Evidence that gut microbes can influence brain inflammation

^{_{Immunofluorescence imaging of human brain tissue generated from an active lesion from an individual with multiple sclerosis shows astrocytes (blue), the Aryl hydrocarbon receptor (red) and the phosphorylated Signal transducer and activator of transcription 1 (green). CREDIT: Jorge Ivan Alvarez, Assistant Professor at the Department of Pathobiology, School of Veterinary Medicine, University of Pennsylvania, Philadelphia, Pennsylvania, USA}}

New research suggests that bacteria living in the gut may remotely influence the activity of cells in the brain that are involved in controlling inflammation and neurodegeneration.

Using preclinical models for multiple sclerosis (MS) and samples from MS patients, investigators at Brigham and Women’s Hospital (BWH) found evidence that changes in diet and gut flora may influence astrocytes in the brain, and, consequently, neurodegeneration, pointing to potential therapeutic targets.

“For the first time, we’ve been able to identify that food has some sort of remote control over central nervous system inflammation,” said Francisco Quintana, PhD, an investigator in the Ann Romney Center for Neurologic Diseases at BWH. “What we eat influences the ability of bacteria in our gut to produce small molecules, some of which are capable of traveling all the way to the brain.
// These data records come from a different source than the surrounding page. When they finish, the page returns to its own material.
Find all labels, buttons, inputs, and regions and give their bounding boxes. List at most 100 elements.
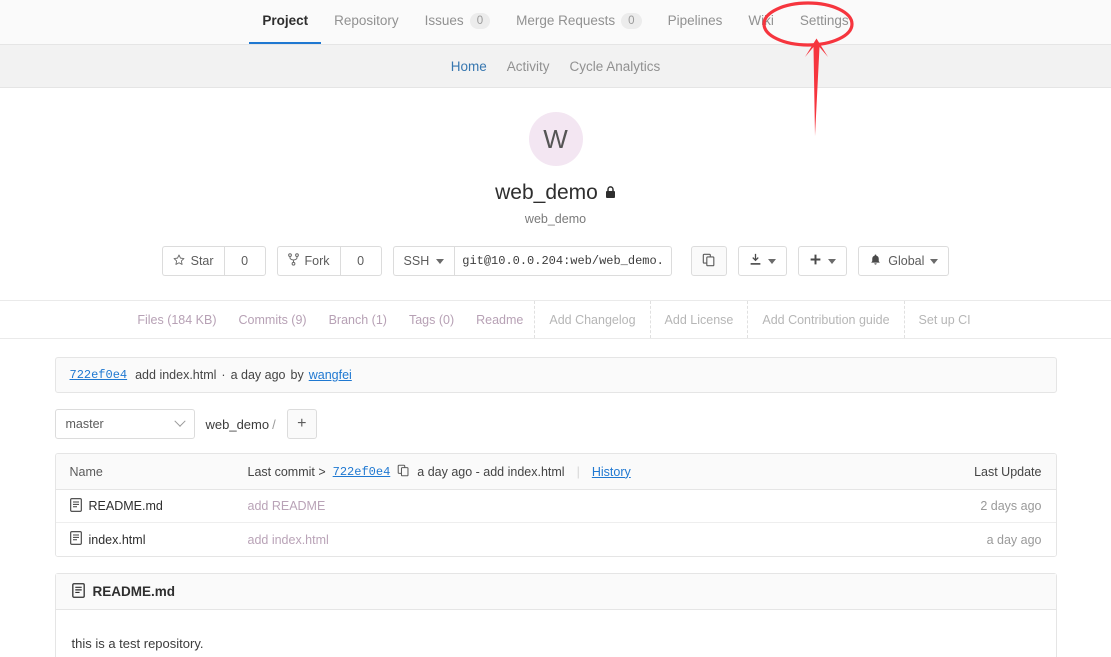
copy-commit-sha-icon[interactable] xyxy=(397,464,410,480)
nav-item-merge-requests[interactable]: Merge Requests 0 xyxy=(503,0,654,44)
table-row[interactable]: README.md add README 2 days ago xyxy=(55,490,1056,523)
stat-branches[interactable]: Branch (1) xyxy=(318,301,398,338)
add-contribution-guide-button[interactable]: Add Contribution guide xyxy=(747,301,903,338)
file-link[interactable]: index.html xyxy=(89,533,146,547)
download-button[interactable] xyxy=(738,246,788,276)
file-icon xyxy=(69,531,82,548)
project-actions: Star 0 Fork 0 SSH git@10.0.0.204:web/web… xyxy=(0,246,1111,276)
star-count[interactable]: 0 xyxy=(223,246,266,276)
file-list-header: Name Last commit > 722ef0e4 a day ago - … xyxy=(55,454,1056,490)
nav-item-wiki[interactable]: Wiki xyxy=(735,0,787,44)
primary-navigation: Project Repository Issues 0 Merge Reques… xyxy=(0,0,1111,45)
nav-item-merge-requests-label: Merge Requests xyxy=(516,13,616,28)
nav-item-settings-label: Settings xyxy=(799,13,849,28)
breadcrumb-separator: / xyxy=(272,416,276,432)
stat-readme[interactable]: Readme xyxy=(465,301,534,338)
download-icon xyxy=(749,253,762,269)
stat-commits[interactable]: Commits (9) xyxy=(228,301,318,338)
nav-item-issues-label: Issues xyxy=(424,13,464,28)
star-button-label: Star xyxy=(190,254,214,268)
fork-button-label: Fork xyxy=(304,254,330,268)
file-updated-time: 2 days ago xyxy=(980,499,1042,513)
set-up-ci-button[interactable]: Set up CI xyxy=(903,301,985,338)
breadcrumb: web_demo / xyxy=(206,417,276,432)
file-updated-time: a day ago xyxy=(986,532,1042,547)
file-list: Name Last commit > 722ef0e4 a day ago - … xyxy=(54,453,1057,557)
readme-file-icon xyxy=(71,582,85,601)
copy-icon xyxy=(702,253,716,270)
star-button[interactable]: Star xyxy=(161,246,224,276)
subnav-item-cycle-analytics[interactable]: Cycle Analytics xyxy=(569,59,660,74)
clone-url-input[interactable] xyxy=(454,246,673,276)
file-icon xyxy=(69,497,82,515)
project-title: web_demo xyxy=(0,181,1111,205)
readme-panel: README.md this is a test repository. xyxy=(54,573,1057,657)
nav-item-pipelines[interactable]: Pipelines xyxy=(655,0,736,44)
subnav-item-home[interactable]: Home xyxy=(451,59,487,74)
last-commit-time: a day ago - add index.html xyxy=(417,464,565,479)
add-new-button[interactable] xyxy=(798,246,848,276)
nav-item-settings[interactable]: Settings xyxy=(787,0,862,44)
fork-count[interactable]: 0 xyxy=(339,246,382,276)
fork-button[interactable]: Fork xyxy=(276,246,340,276)
project-name: web_demo xyxy=(495,181,598,204)
nav-item-project-label: Project xyxy=(262,13,309,28)
notification-chevron-down-icon xyxy=(930,258,939,264)
chevron-down-icon xyxy=(173,415,186,427)
readme-title: README.md xyxy=(92,584,176,599)
branch-selector-label: master xyxy=(65,417,104,431)
download-chevron-down-icon xyxy=(768,258,777,264)
branch-selector[interactable]: master xyxy=(54,409,195,439)
chevron-down-icon xyxy=(436,258,445,264)
file-commit-message[interactable]: add index.html xyxy=(248,533,987,547)
nav-item-issues[interactable]: Issues 0 xyxy=(412,0,503,44)
last-commit-bar: 722ef0e4 add index.html · a day ago by w… xyxy=(54,357,1057,393)
stat-files[interactable]: Files (184 KB) xyxy=(126,301,227,338)
notification-label: Global xyxy=(888,254,925,268)
commit-time: a day ago xyxy=(230,368,286,382)
copy-url-button[interactable] xyxy=(691,246,728,276)
clone-url-group: SSH xyxy=(392,246,673,276)
nav-item-wiki-label: Wiki xyxy=(748,13,774,28)
readme-header: README.md xyxy=(55,574,1056,610)
add-to-tree-button[interactable]: + xyxy=(286,409,317,439)
add-new-chevron-down-icon xyxy=(828,258,837,264)
branch-and-breadcrumb-row: master web_demo / + xyxy=(54,409,1057,439)
history-link[interactable]: History xyxy=(592,465,631,479)
notification-button[interactable]: Global xyxy=(858,246,950,276)
main-content: 722ef0e4 add index.html · a day ago by w… xyxy=(54,339,1057,657)
table-row[interactable]: index.html add index.html a day ago xyxy=(55,523,1056,556)
subnav-item-activity[interactable]: Activity xyxy=(507,59,550,74)
project-stats-bar: Files (184 KB) Commits (9) Branch (1) Ta… xyxy=(0,300,1111,339)
stat-tags[interactable]: Tags (0) xyxy=(398,301,465,338)
add-changelog-button[interactable]: Add Changelog xyxy=(534,301,649,338)
file-link[interactable]: README.md xyxy=(89,499,163,513)
nav-item-merge-requests-badge: 0 xyxy=(621,12,642,29)
add-license-button[interactable]: Add License xyxy=(649,301,748,338)
file-list-last-commit-info: Last commit > 722ef0e4 a day ago - add i… xyxy=(248,464,975,480)
header-divider: | xyxy=(576,464,580,479)
project-header: W web_demo web_demo xyxy=(0,88,1111,226)
file-name-cell: index.html xyxy=(69,531,248,548)
star-button-group: Star 0 xyxy=(161,246,266,276)
star-icon xyxy=(173,254,185,269)
commit-message: add index.html xyxy=(135,368,217,382)
commit-sha-link[interactable]: 722ef0e4 xyxy=(70,368,128,382)
column-header-name: Name xyxy=(69,464,103,479)
nav-item-project[interactable]: Project xyxy=(249,0,322,44)
commit-author-link[interactable]: wangfei xyxy=(309,368,352,382)
project-avatar: W xyxy=(528,112,583,166)
file-commit-message[interactable]: add README xyxy=(248,499,981,513)
nav-item-issues-badge: 0 xyxy=(469,12,491,29)
file-name-cell: README.md xyxy=(69,497,248,515)
clone-protocol-label: SSH xyxy=(403,254,430,268)
breadcrumb-root[interactable]: web_demo xyxy=(206,417,270,432)
clone-protocol-dropdown[interactable]: SSH xyxy=(392,246,455,276)
nav-item-repository[interactable]: Repository xyxy=(321,0,412,44)
fork-button-group: Fork 0 xyxy=(276,246,382,276)
commit-separator: · xyxy=(221,368,226,382)
plus-icon xyxy=(809,253,822,269)
commit-by-label: by xyxy=(290,368,304,382)
project-path: web_demo xyxy=(524,212,587,226)
last-commit-sha-link[interactable]: 722ef0e4 xyxy=(333,465,391,479)
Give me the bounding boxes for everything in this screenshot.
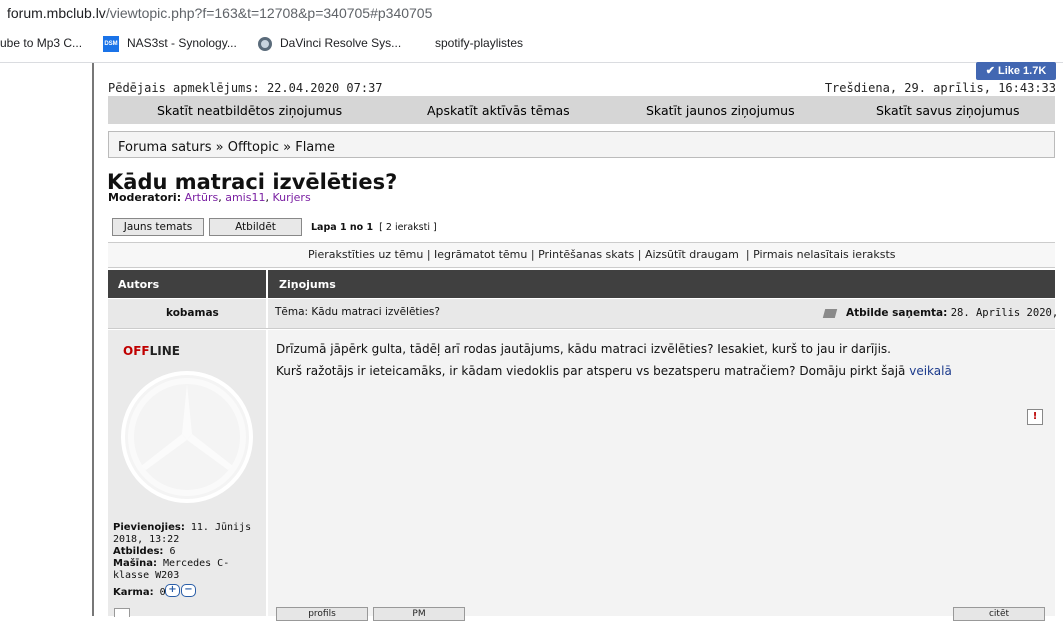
posts-table-header: Autors Ziņojums [108,270,1055,298]
offline-status: OFFLINE [123,344,180,358]
nav-own-posts[interactable]: Skatīt savus ziņojumus [876,103,1019,118]
address-bar[interactable]: forum.mbclub.lv/viewtopic.php?f=163&t=12… [0,0,1063,26]
bookmarks-bar: ube to Mp3 C... DSM NAS3st - Synology... … [0,26,1063,63]
bookmark-nas3st[interactable]: DSM NAS3st - Synology... [103,36,237,52]
dsm-icon: DSM [103,36,119,52]
header-divider [266,270,268,298]
post-date: Atbilde saņemta: 28. Aprīlis 2020, 10:42 [846,307,1063,319]
report-post-icon[interactable]: ! [1027,409,1043,425]
column-divider [266,299,268,328]
pagination: Lapa 1 no 1 [ 2 ieraksti ] [311,222,437,233]
bookmark-youtube-mp3[interactable]: ube to Mp3 C... [0,36,82,50]
moderator-link[interactable]: Artūrs [185,191,219,204]
bookmark-spotify-playlistes[interactable]: spotify-playlistes [435,36,523,50]
replies-info: Atbildes: 6 [113,546,176,557]
post-profile: OFFLINE Pievienojies: 11. Jūnijs 2018, 1… [108,330,267,617]
karma-info: Karma: 0 [113,587,166,598]
davinci-icon [258,36,272,51]
new-topic-button[interactable]: Jauns temats [112,218,204,236]
subscribe-link[interactable]: Pierakstīties uz tēmu [308,248,423,261]
mercedes-star-avatar [121,371,253,503]
post-body: Drīzumā jāpērk gulta, tādēļ arī rodas ja… [268,330,1055,616]
bookmark-link[interactable]: Iegrāmatot tēmu [434,248,527,261]
facebook-like-button[interactable]: ✔ Like 1.7K [976,62,1056,80]
breadcrumb-forum-index[interactable]: Foruma saturs [118,140,212,155]
karma-plus-button[interactable]: + [165,584,180,597]
quote-button[interactable]: citēt [953,607,1045,621]
nav-new-posts[interactable]: Skatīt jaunos ziņojumus [646,103,795,118]
karma-minus-button[interactable]: − [181,584,196,597]
moderators: Moderatori: Artūrs, amis11, Kurjers [108,191,311,204]
page-left-margin [0,63,94,616]
post-header-row: kobamas Tēma: Kādu matraci izvēlēties? A… [108,299,1063,329]
post-text-line-2: Kurš ražotājs ir ieteicamāks, ir kādam v… [276,364,952,378]
reply-button[interactable]: Atbildēt [209,218,302,236]
first-unread-link[interactable]: Pirmais nelasītais ieraksts [753,248,895,261]
topic-actions-bar: Pierakstīties uz tēmu | Iegrāmatot tēmu … [108,242,1055,268]
nav-unanswered[interactable]: Skatīt neatbildētos ziņojumus [157,103,342,118]
print-view-link[interactable]: Printēšanas skats [538,248,634,261]
moderator-link[interactable]: amis11 [225,191,265,204]
forum-nav-bar: Skatīt neatbildētos ziņojumus Apskatīt a… [108,96,1055,124]
url-text[interactable]: forum.mbclub.lv/viewtopic.php?f=163&t=12… [7,5,432,21]
nav-active-topics[interactable]: Apskatīt aktīvās tēmas [427,103,570,118]
joined-info: Pievienojies: 11. Jūnijs 2018, 13:22 [113,522,252,545]
profile-button[interactable]: profils [276,607,368,621]
post-author[interactable]: kobamas [166,307,219,319]
post-text-line-1: Drīzumā jāpērk gulta, tādēļ arī rodas ja… [276,342,891,356]
check-icon: ✔ [985,65,998,77]
post-icon[interactable] [822,309,838,318]
col-message: Ziņojums [279,278,336,291]
breadcrumb-offtopic[interactable]: Offtopic [228,140,279,155]
pm-button[interactable]: PM [373,607,465,621]
col-author: Autors [118,278,160,291]
shop-link[interactable]: veikalā [909,364,952,378]
current-datetime: Trešdiena, 29. aprīlis, 16:43:33 [824,81,1056,95]
bookmark-davinci[interactable]: DaVinci Resolve Sys... [258,36,401,51]
breadcrumb: Foruma saturs » Offtopic » Flame [108,131,1055,158]
post-subject: Tēma: Kādu matraci izvēlēties? [275,306,440,318]
email-friend-link[interactable]: Aizsūtīt draugam [645,248,739,261]
last-visit: Pēdējais apmeklējums: 22.04.2020 07:37 [108,81,383,95]
breadcrumb-flame[interactable]: Flame [295,140,335,155]
car-info: Mašīna: Mercedes C-klasse W203 [113,558,230,581]
moderator-link[interactable]: Kurjers [272,191,310,204]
This opens up an area that’s largely been unknown until now: how the gut controls brain inflammation.”

Dietary tryptophan

Previous investigations have suggested a connection between the gut microbiome and brain inflammation, but how the two are linked and how diet and microbial products influence this connection has remained largely unknown. To explore this connection further, Quintana and colleagues performed genome-wide transcriptional analyses on astrocytes in a mouse model of MS, identifying a molecular pathway involved in inflammation. They found that molecules derived from dietary tryptophan (an amino acid famously found in turkey and other foods) act on this pathway, and that when more of these molecules are present, astrocytes were able to limit brain inflammation. In blood samples from MS patients, the team found decreased levels of these tryptophan-derived molecules.

“Deficits in the gut flora, deficits in the diet or deficits in the ability to uptake these products from the gut flora or transport them from the gut – any of these may lead to deficits that contribute to disease progression,” said Quintana.

The research team plans to investigate this pathway and the role of diet in future studies to determine if the new findings can be translated into targets for therapeutic intervention and biomarkers for diagnosing and detecting the advancement of disease.